On that note, the demo drew to a chilling close. It was quite a moment, and it definitely left me hungry (read: dangerously close to retching violently in a corner) for more. That said, I am a bit concerned. For all of Dennaton’s unflinching dedication to a bold “Fuck you” attitude, Hotline Miami 2 seems eerily similar to the first. Disclaimer: I loved the original. I’ll be perfectly content if Hotline Miami 2 is just more of the same.

But Wedin was making some big promises – for instance, increased focus on environmental diversity/storytelling and events that evoke emotions beyond feeling awesome or disgusted – and I didn’t really see those things in the demo. I mean, I guess environments looked to have been crafted with a bit more of an eye for detail, but I’ll need to see more to really appreciate it. Honestly, I’d be even more skeptical of this one’s chances if it weren’t Dennaton at the helm. I mean, highly linear stories with overt references to videogame fans and things of that nature? In anyone else’s hands, that would be a recipe for overly-meta, “wink-wink nudge-nudge” disaster. Cactus and Wedin, however, have most certainly earned the benefit of the doubt. And, to be frank, what I saw did look really great. Just more like Hotline Miami 1.5 than 2.

I suppose Hotline Miami 2 will live and die by the finer details of its execution: story, new characters, powers, level design, weapons, etc. It’s a sequel of the truest sort, born from a desire to replicate the original – just, you know, better in every conceivable way.

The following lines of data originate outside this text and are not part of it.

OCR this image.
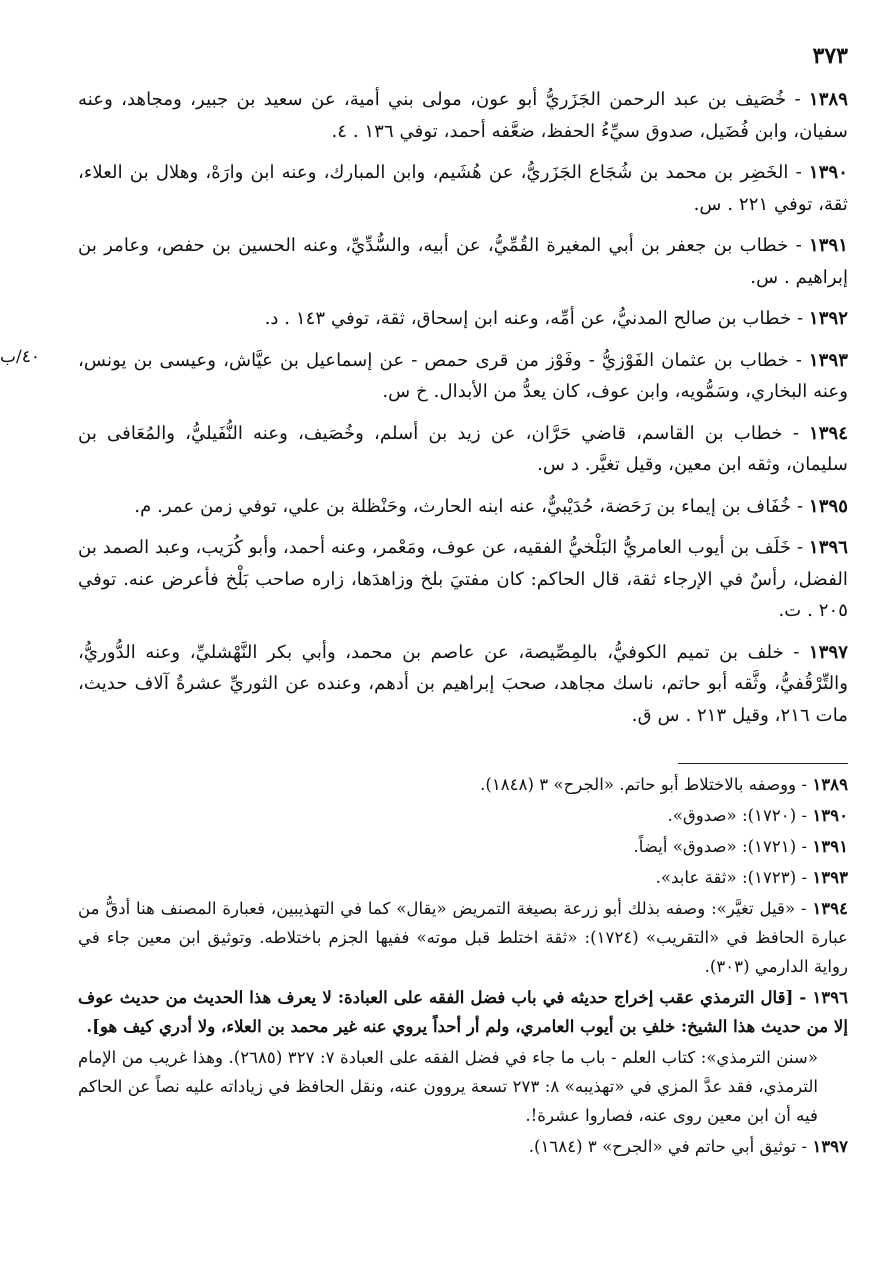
٣٧٣
٤٠/ب

١٣٨٩ - خُصَيف بن عبد الرحمن الجَزَريُّ أبو عون، مولى بني أمية، عن سعيد بن جبير، ومجاهد، وعنه سفيان، وابن فُضَيل، صدوق سيِّءُ الحفظ، ضعَّفه أحمد، توفي ١٣٦ . ٤.

١٣٩٠ - الخَضِر بن محمد بن شُجَاع الجَزَريُّ، عن هُشَيم، وابن المبارك، وعنه ابن وارَهْ، وهلال بن العلاء، ثقة، توفي ٢٢١ . س.

١٣٩١ - خطاب بن جعفر بن أبي المغيرة القُمِّيُّ، عن أبيه، والسُّدِّيِّ، وعنه الحسين بن حفص، وعامر بن إبراهيم . س.

١٣٩٢ - خطاب بن صالح المدنيُّ، عن أمِّه، وعنه ابن إسحاق، ثقة، توفي ١٤٣ . د.

١٣٩٣ - خطاب بن عثمان الفَوْزيُّ - وفَوْز من قرى حمص - عن إسماعيل بن عيَّاش، وعيسى بن يونس، وعنه البخاري، وسَمُّويه، وابن عوف، كان يعدُّ من الأبدال. خ س.

١٣٩٤ - خطاب بن القاسم، قاضي حَرَّان، عن زيد بن أسلم، وخُصَيف، وعنه النُّفَيليُّ، والمُعَافى بن سليمان، وثقه ابن معين، وقيل تغيَّر. د س.

١٣٩٥ - خُفَاف بن إيماء بن رَحَضة، حُدَيْبيٌّ، عنه ابنه الحارث، وحَنْظلة بن علي، توفي زمن عمر. م.

١٣٩٦ - خَلَف بن أيوب العامريُّ البَلْخيُّ الفقيه، عن عوف، ومَعْمر، وعنه أحمد، وأبو كُرَيب، وعبد الصمد بن الفضل، رأسٌ في الإرجاء ثقة، قال الحاكم: كان مفتيَ بلخ وزاهدَها، زاره صاحب بَلْخ فأعرض عنه. توفي ٢٠٥ . ت.

١٣٩٧ - خلف بن تميم الكوفيُّ، بالمِصِّيصة، عن عاصم بن محمد، وأبي بكر النَّهْشليِّ، وعنه الدُّوريُّ، والتِّرْقُفيُّ، وثَّقه أبو حاتم، ناسك مجاهد، صحبَ إبراهيم بن أدهم، وعنده عن الثوريِّ عشرةُ آلاف حديث، مات ٢١٦، وقيل ٢١٣ . س ق.

١٣٨٩ - ووصفه بالاختلاط أبو حاتم. «الجرح» ٣ (١٨٤٨).

١٣٩٠ - (١٧٢٠): «صدوق».

١٣٩١ - (١٧٢١): «صدوق» أيضاً.

١٣٩٣ - (١٧٢٣): «ثقة عابد».

١٣٩٤ - «قيل تغيَّر»: وصفه بذلك أبو زرعة بصيغة التمريض «يقال» كما في التهذيبين، فعبارة المصنف هنا أدقُّ من عبارة الحافظ في «التقريب» (١٧٢٤): «ثقة اختلط قبل موته» ففيها الجزم باختلاطه. وتوثيق ابن معين جاء في رواية الدارمي (٣٠٣).

١٣٩٦ - [قال الترمذي عقب إخراج حديثه في باب فضل الفقه على العبادة: لا يعرف هذا الحديث من حديث عوف إلا من حديث هذا الشيخ: خلفِ بن أيوب العامري، ولم أر أحداً يروي عنه غير محمد بن العلاء، ولا أدري كيف هو].

«سنن الترمذي»: كتاب العلم - باب ما جاء في فضل الفقه على العبادة ٧: ٣٢٧ (٢٦٨٥). وهذا غريب من الإمام الترمذي، فقد عدَّ المزي في «تهذيبه» ٨: ٢٧٣ تسعة يروون عنه، ونقل الحافظ في زياداته عليه نصاً عن الحاكم فيه أن ابن معين روى عنه، فصاروا عشرة!.

١٣٩٧ - توثيق أبي حاتم في «الجرح» ٣ (١٦٨٤).
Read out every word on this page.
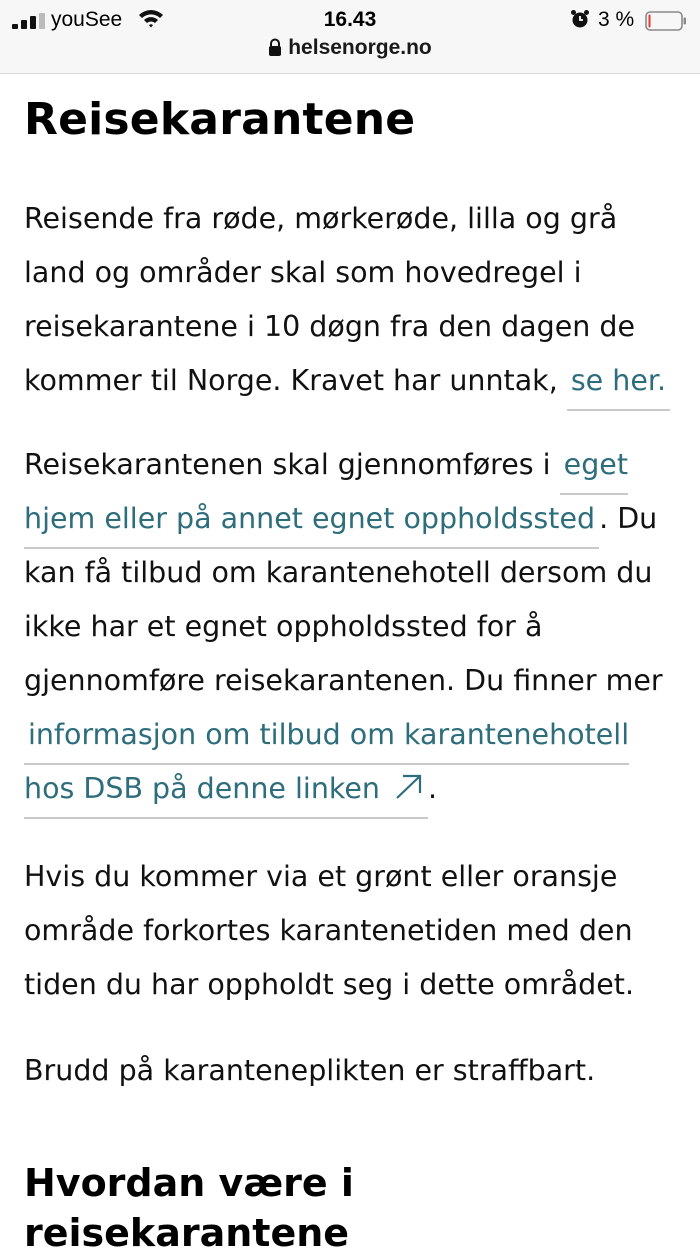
youSee	16.43	3 %
helsenorge.no
Reisekarantene

Reisende fra røde, mørkerøde, lilla og grå land og områder skal som hovedregel i reisekarantene i 10 døgn fra den dagen de kommer til Norge. Kravet har unntak, se her.

Reisekarantenen skal gjennomføres i eget hjem eller på annet egnet oppholdssted . Du kan få tilbud om karantenehotell dersom du ikke har et egnet oppholdssted for å gjennomføre reisekarantenen. Du finner mer informasjon om tilbud om karantenehotell hos DSB på denne linken .

Hvis du kommer via et grønt eller oransje område forkortes karantenetiden med den tiden du har oppholdt seg i dette området.

Brudd på karanteneplikten er straffbart.

Hvordan være i reisekarantene
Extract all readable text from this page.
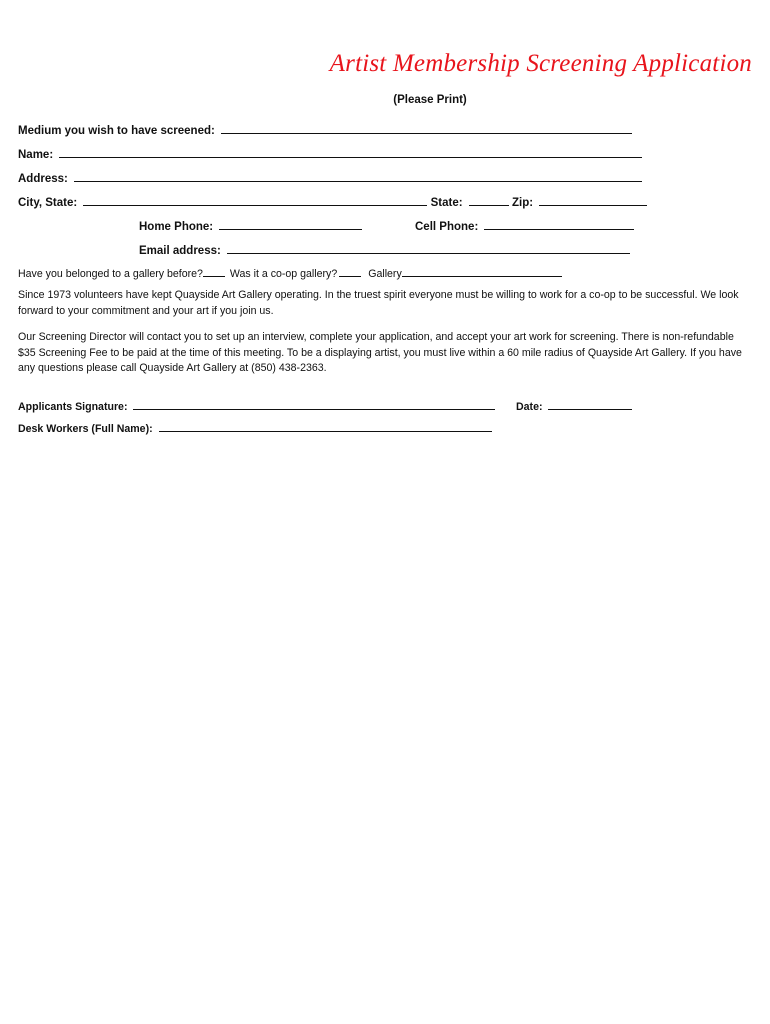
Artist Membership Screening Application
(Please Print)
Medium you wish to have screened:
Name:
Address:
City, State:	State:	Zip:
Home Phone:	Cell Phone:
Email address:
Have you belonged to a gallery before?	Was it a co-op gallery?	Gallery
Since 1973 volunteers have kept Quayside Art Gallery operating. In the truest spirit everyone must be willing to work for a co-op to be successful. We look forward to your commitment and your art if you join us.
Our Screening Director will contact you to set up an interview, complete your application, and accept your art work for screening. There is non-refundable $35 Screening Fee to be paid at the time of this meeting. To be a displaying artist, you must live within a 60 mile radius of Quayside Art Gallery. If you have any questions please call Quayside Art Gallery at (850) 438-2363.
Applicants Signature:	Date:
Desk Workers (Full Name):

But Wedin was adamant that it’s also about closure, about letting Hotline Miami die a natural death instead of going in the potential-squandering prime of its youth. And if that’s truly the case, then I think we’re in for something really, really special when it releases late this year. Because that’s the kind of mentality that breeds a story well worth telling.

“We want a bit of sadness,” Wedin offered, “especially since this one is the grand finale for the series. The final Hotline Miami. So [one of our themes] is gonna be stuff ending. Everything ends. How do you cope with stuff just ending, both for the player and the characters in the game. They’re gonna meet the end of the line or the end of their mission. How do they cope with that?”